Chicago’s traffic congestion the third-worst in nation
BY STEFANO ESPOSITO Staff Reporter firstname.lastname@example.org March 8, 2011 6:48PM
Updated: September 24, 2012 6:25AM
If an alien civilization chooses to attack downtown, flee by all means, but avoid the Dan Ryan Expy. — particularly if the warships arrive on Friday during the rush hour.
For the fourth year in a row, Chicago has been rated the nation’s third-most congested city, with the Dan Ryan having three of America’s worst bottlenecks, according to yearly traffic scorecard produced by INRIX, which provides traffic and navigation services.
Only New York and Los Angeles had worse overall congestion than Chicago in 2010, with Washington, D.C., and Dallas rounding out the top five.

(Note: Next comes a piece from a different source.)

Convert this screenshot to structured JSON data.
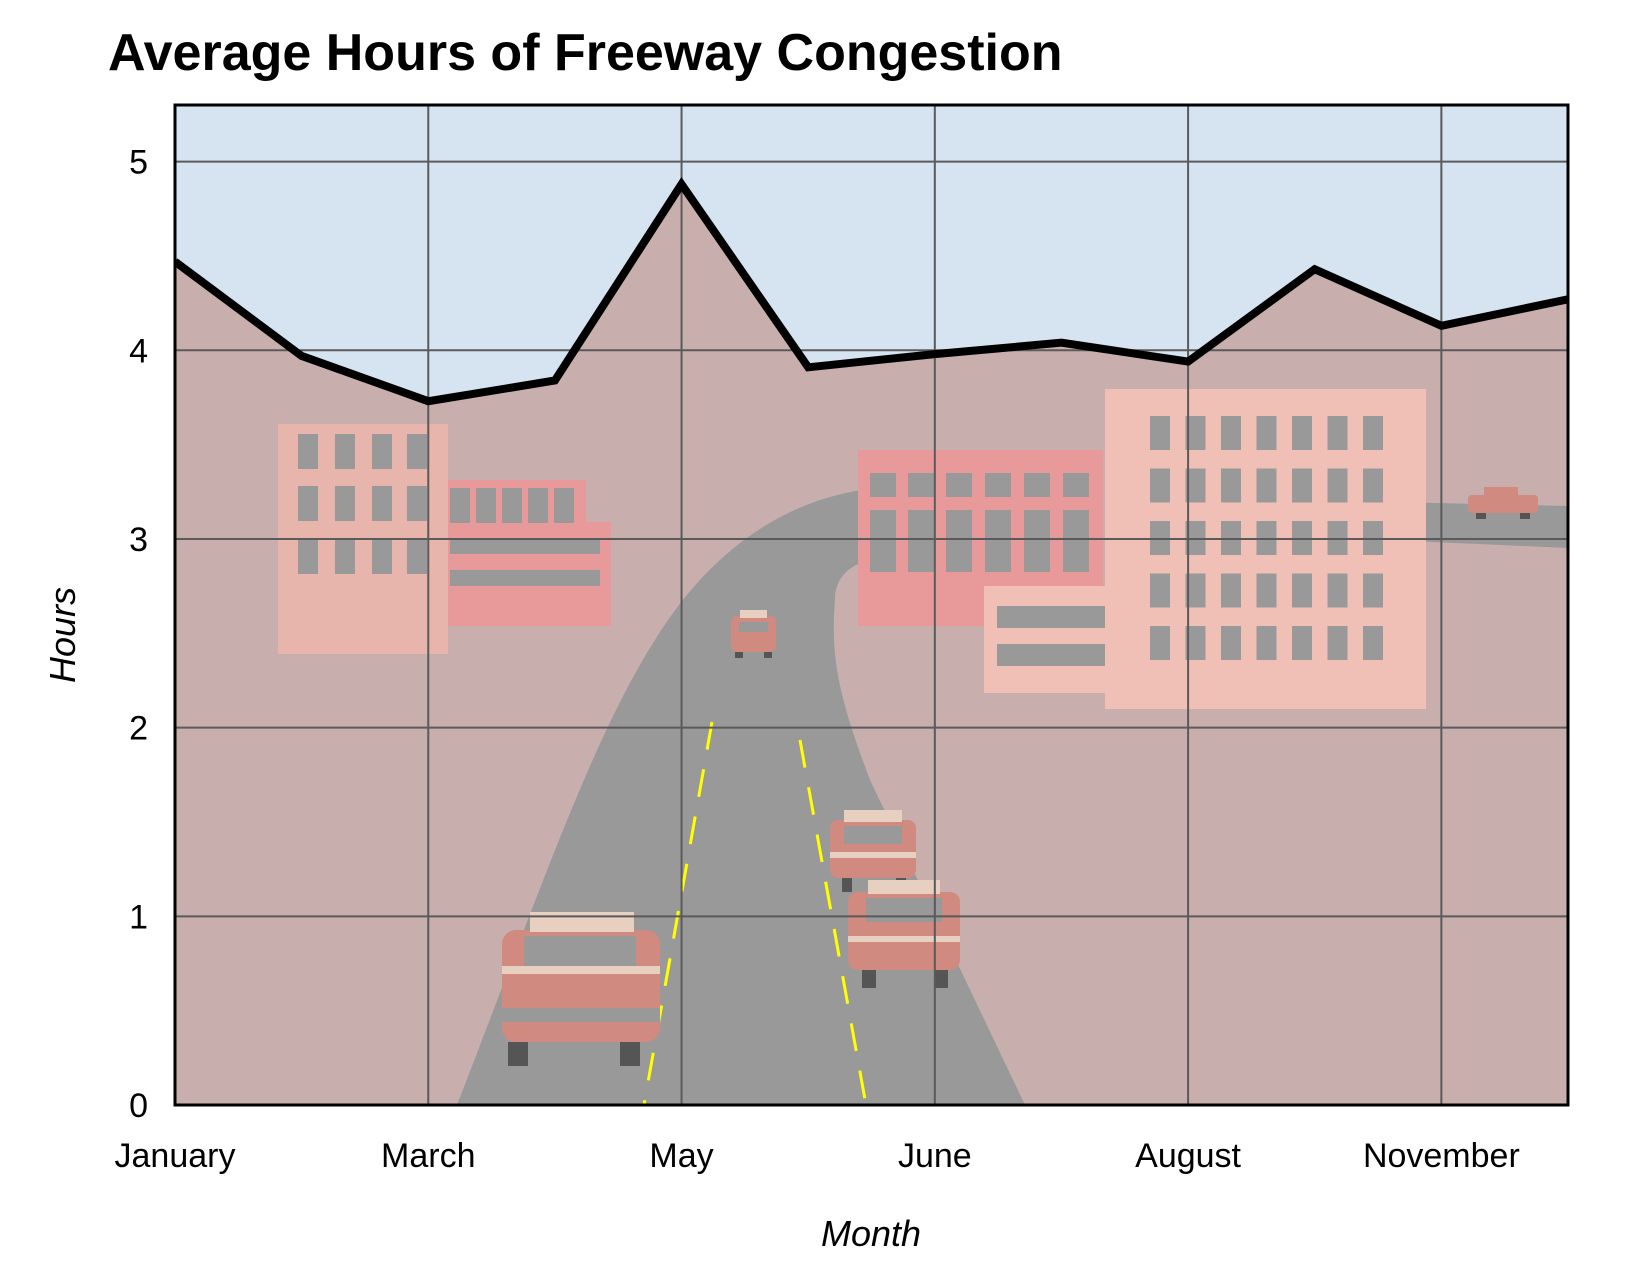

The city’s worst bottleneck is northbound on the Dan Ryan at the Canalport exit. If it’s any consolation, the bottleneck is rated the nation’s third-worst, down from second in 2009, according to the scorecard.
In case you needed telling, the absolute worst time to be on the road in the city is Friday around 5:15 p.m.
“America is back on the road to gridlock,” said Bryan Mistele, INRIX president and CEO. “Population growth combined with increases in interstate commerce spurred by economic recovery are fueling these increases. With only 150,000 new jobs created in our nation’s urban centers last year, we can expect even more gridlock when the 6 million jobs lost in the recession return to the nation’s cities.”
Of the 100 most populated cities in America, 70 experienced increases in traffic congestion compared with a year earlier, according to INRIX.
Nationwide, traffic congestion is up about 11 percent, said INRIX’s Jim Bak, but there was almost no change in the amount of cars on the road in Chicago, although that’s likely to change as the economic recovery gathers pace, Bak said.
“In a way, we should like traffic — even though it’s enormously frustrating,” Bak said.
Two other northbound Dan Ryan locations made the list of the nation’s 10 worst bottlenecks: Ruble Street, ranked 7th, and 18th Street, ranked 8th.